After having a drive around the accessible parts of the park but failing to find a car park near any of the accessible walks, we decided on a quick exit. Many areas were not accessible due to damage to infrastructure and environment during recent bushfires during the summers of 2017 and 2018. We marveled at the small but cute commercial street in this park, filled with trendy gift shops and cafes and at the large number of seemingly private homes and the fact that in the national parks in North America, boating and fishing are permitted in the waterways!
Driving north through green rolling farming land we passed tens of kilometres of broad-acre of canola and grain crops, some corn fields and a couple of dairies. We found a beautiful recreation site where many locals were spending the weekend camping. Despite the large number of people camped here, we woke to an almost silent morning, apart from a couple of cows.
With a couple of days until we were due to catch up with our travel ‘team’ in Banff, our intention was to arrive in Banff, arrange a couple of campsites for Tuesday when they were due, then enjoy the area while we waited.
Yeh, right! Banff (the town), is located in the middle of the National Park and is heavily visited (read – it’s a ‘zoo’ at this time of the year!). The main streets are shopping malls for tourists from all over the world and all campgrounds are run by the National Park Service. There are beautiful hotels and the town is surrounded by stunning scenery.
There are about 1500 camp and RV sites spread over 5 campgrounds in and around the town. To camp, you need to have reserved a site months earlier and the ‘first come first served’ sites fill very early in the morning. We are not that organized! We were allocated an ‘overflow’ site which was actually a park on the exit road for the RV Park.
Add to this, massive thunderstorms and the forecast of more wet weather and it was time to review the plan! We decided to bolt! A quick phone call to the others and it was agreed we would meet in Prince George in a couple of days time.
So after a quick look around Banff town while the sun was out on Monday morning, we headed north along the Icefields Parkway.

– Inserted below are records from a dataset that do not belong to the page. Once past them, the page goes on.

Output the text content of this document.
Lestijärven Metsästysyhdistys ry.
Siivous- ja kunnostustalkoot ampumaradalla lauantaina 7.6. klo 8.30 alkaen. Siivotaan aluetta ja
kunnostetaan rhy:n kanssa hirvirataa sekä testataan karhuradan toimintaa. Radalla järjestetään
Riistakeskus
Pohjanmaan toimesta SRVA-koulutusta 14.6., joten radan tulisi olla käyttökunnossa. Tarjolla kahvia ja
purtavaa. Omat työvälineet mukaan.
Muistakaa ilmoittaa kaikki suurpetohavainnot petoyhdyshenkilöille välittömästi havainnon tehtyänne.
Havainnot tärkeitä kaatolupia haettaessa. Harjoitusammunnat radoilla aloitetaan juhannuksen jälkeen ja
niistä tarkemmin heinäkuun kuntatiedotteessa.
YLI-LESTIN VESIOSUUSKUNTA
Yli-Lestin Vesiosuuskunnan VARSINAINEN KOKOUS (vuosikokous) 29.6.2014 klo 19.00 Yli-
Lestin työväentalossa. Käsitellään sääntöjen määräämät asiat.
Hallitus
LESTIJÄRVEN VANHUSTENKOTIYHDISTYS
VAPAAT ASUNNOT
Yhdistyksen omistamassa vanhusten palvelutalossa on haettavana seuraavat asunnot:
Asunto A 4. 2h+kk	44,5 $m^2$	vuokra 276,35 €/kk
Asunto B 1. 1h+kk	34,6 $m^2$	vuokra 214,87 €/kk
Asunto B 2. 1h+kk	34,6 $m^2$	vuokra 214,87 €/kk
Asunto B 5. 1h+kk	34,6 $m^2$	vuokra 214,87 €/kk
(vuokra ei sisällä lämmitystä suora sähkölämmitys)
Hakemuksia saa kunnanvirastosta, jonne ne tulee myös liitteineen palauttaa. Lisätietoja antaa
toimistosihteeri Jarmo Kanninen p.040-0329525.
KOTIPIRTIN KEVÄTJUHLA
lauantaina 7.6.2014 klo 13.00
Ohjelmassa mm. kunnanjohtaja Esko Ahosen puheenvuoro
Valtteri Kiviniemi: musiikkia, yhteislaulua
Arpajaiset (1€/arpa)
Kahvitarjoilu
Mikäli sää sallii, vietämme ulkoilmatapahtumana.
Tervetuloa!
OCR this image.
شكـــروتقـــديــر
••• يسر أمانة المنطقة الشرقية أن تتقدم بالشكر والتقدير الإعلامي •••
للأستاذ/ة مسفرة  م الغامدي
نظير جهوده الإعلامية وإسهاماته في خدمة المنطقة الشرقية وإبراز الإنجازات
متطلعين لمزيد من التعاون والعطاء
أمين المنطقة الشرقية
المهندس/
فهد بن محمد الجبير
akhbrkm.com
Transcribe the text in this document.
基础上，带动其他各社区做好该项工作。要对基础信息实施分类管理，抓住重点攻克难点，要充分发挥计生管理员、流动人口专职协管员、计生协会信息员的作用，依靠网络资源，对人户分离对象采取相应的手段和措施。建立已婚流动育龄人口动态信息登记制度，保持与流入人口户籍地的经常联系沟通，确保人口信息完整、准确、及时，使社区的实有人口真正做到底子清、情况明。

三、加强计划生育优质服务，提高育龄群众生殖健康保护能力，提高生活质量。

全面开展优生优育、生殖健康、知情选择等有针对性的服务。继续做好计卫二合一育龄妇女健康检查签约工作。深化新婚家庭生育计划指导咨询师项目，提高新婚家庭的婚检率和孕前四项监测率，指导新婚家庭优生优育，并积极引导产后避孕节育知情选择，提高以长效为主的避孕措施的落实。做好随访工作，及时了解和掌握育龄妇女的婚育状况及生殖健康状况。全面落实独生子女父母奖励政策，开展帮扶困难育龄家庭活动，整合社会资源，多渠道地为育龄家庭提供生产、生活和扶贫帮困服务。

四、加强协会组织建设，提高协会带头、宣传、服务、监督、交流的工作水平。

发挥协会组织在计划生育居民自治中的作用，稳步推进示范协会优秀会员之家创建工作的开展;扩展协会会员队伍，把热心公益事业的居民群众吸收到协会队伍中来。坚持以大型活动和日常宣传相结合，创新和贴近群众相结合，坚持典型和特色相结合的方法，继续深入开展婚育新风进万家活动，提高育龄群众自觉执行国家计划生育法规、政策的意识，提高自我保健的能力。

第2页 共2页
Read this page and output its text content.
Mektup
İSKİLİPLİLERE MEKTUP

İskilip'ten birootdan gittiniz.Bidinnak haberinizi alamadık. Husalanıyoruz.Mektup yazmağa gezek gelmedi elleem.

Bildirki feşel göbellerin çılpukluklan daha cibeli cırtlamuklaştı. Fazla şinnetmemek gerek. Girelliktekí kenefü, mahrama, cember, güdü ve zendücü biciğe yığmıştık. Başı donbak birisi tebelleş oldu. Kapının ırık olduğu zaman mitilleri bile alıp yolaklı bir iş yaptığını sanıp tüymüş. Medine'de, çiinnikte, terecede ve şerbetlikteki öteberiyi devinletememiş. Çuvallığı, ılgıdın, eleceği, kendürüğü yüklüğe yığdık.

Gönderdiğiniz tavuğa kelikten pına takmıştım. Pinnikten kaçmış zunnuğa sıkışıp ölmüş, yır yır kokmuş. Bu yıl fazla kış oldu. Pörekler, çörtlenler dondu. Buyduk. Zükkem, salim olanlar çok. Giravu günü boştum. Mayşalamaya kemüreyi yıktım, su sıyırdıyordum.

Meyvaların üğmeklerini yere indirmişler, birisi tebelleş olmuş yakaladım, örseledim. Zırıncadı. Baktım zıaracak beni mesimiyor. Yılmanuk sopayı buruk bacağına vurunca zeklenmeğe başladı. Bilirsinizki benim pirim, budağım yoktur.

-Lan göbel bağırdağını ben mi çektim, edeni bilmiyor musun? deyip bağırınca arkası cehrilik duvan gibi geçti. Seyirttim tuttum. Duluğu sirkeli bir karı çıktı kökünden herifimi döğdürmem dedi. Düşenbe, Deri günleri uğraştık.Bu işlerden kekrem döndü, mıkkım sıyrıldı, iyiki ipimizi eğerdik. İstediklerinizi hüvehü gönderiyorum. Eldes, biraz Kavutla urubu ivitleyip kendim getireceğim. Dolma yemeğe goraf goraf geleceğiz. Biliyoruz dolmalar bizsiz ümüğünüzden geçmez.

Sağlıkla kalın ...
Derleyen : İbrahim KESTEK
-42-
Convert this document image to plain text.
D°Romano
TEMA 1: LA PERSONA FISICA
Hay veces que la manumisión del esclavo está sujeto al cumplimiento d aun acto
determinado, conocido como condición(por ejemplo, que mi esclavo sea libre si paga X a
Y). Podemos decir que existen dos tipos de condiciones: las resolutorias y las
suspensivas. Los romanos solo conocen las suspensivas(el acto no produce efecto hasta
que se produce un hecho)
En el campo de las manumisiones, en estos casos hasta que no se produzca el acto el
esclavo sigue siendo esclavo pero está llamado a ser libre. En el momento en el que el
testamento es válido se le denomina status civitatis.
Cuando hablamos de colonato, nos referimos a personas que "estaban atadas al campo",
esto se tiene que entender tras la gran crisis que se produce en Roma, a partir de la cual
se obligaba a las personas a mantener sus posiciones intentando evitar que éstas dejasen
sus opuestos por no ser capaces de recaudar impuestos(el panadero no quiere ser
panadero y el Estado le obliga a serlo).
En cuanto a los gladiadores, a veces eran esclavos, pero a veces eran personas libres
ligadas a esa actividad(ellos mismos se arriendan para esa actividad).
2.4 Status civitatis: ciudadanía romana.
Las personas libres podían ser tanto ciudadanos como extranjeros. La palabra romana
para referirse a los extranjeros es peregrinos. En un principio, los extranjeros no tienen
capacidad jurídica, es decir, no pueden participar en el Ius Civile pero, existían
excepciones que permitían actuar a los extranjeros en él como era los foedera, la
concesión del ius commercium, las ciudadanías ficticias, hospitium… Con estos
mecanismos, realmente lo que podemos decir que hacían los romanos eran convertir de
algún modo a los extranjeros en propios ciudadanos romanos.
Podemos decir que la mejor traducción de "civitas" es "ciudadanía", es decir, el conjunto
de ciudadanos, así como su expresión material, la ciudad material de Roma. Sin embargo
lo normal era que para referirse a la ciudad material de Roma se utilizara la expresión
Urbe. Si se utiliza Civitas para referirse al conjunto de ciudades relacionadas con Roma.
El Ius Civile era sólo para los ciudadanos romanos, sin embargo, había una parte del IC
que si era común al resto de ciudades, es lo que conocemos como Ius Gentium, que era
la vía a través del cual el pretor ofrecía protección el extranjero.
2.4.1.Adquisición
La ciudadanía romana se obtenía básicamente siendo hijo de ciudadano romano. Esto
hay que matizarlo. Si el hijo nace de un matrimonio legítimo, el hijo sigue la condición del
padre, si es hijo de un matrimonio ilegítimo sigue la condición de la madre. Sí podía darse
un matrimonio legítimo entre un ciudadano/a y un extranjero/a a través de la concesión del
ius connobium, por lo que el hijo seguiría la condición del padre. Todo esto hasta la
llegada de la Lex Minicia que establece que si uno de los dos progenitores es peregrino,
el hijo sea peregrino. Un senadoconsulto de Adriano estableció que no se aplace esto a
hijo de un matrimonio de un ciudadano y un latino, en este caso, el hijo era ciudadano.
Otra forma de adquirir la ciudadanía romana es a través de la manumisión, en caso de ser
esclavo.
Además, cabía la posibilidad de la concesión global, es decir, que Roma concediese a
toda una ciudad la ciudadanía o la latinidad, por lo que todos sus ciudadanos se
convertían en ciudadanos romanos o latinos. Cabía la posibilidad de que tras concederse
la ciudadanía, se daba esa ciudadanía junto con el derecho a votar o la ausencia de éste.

Our planned visit to the beautiful Lake Louise was foiled. The ‘overflow carpark’ had over 500 cars and over 200 people lined up just to buy tickets for the shuttle bus that only ran every 15 minutes!
Perhaps July isn’t the best time to be here after all! Never mind. It’ll give us an excuse to come back!
We set off north along the Icefields Parkway, absolutely loving the scenery and marveling at the stunning aqua rivers and lakes. It really is a beautiful part of the world and this is a glorious drive. The road is wide, smooth and gently winds its way along through a glacial valleys following the rivers.
In some of our photos you can see that the pine trees are red. Theses are dead, having been infested with the Pine beetle, a cyclic environmental event which is currently having a severe impact on pine trees across North America after a number of warmer than usual summers. We have seen this in every park we have visited.
Having driven along this road almost 31 years ago to the day, we had very fond memories of the grand vistas and the colours but this is so much more stunning than either of us recalled. Glaciers, waterfalls, lakes, mountains…
and we even saw a couple of bears and an elk herd!
After 3 attempts we found a patch of ground in a campground on a river amongst the pine and birch trees near the base of Mount Robson – which unfortunately stayed pretty well hidden in the cloud and the misty rain – hence no photo!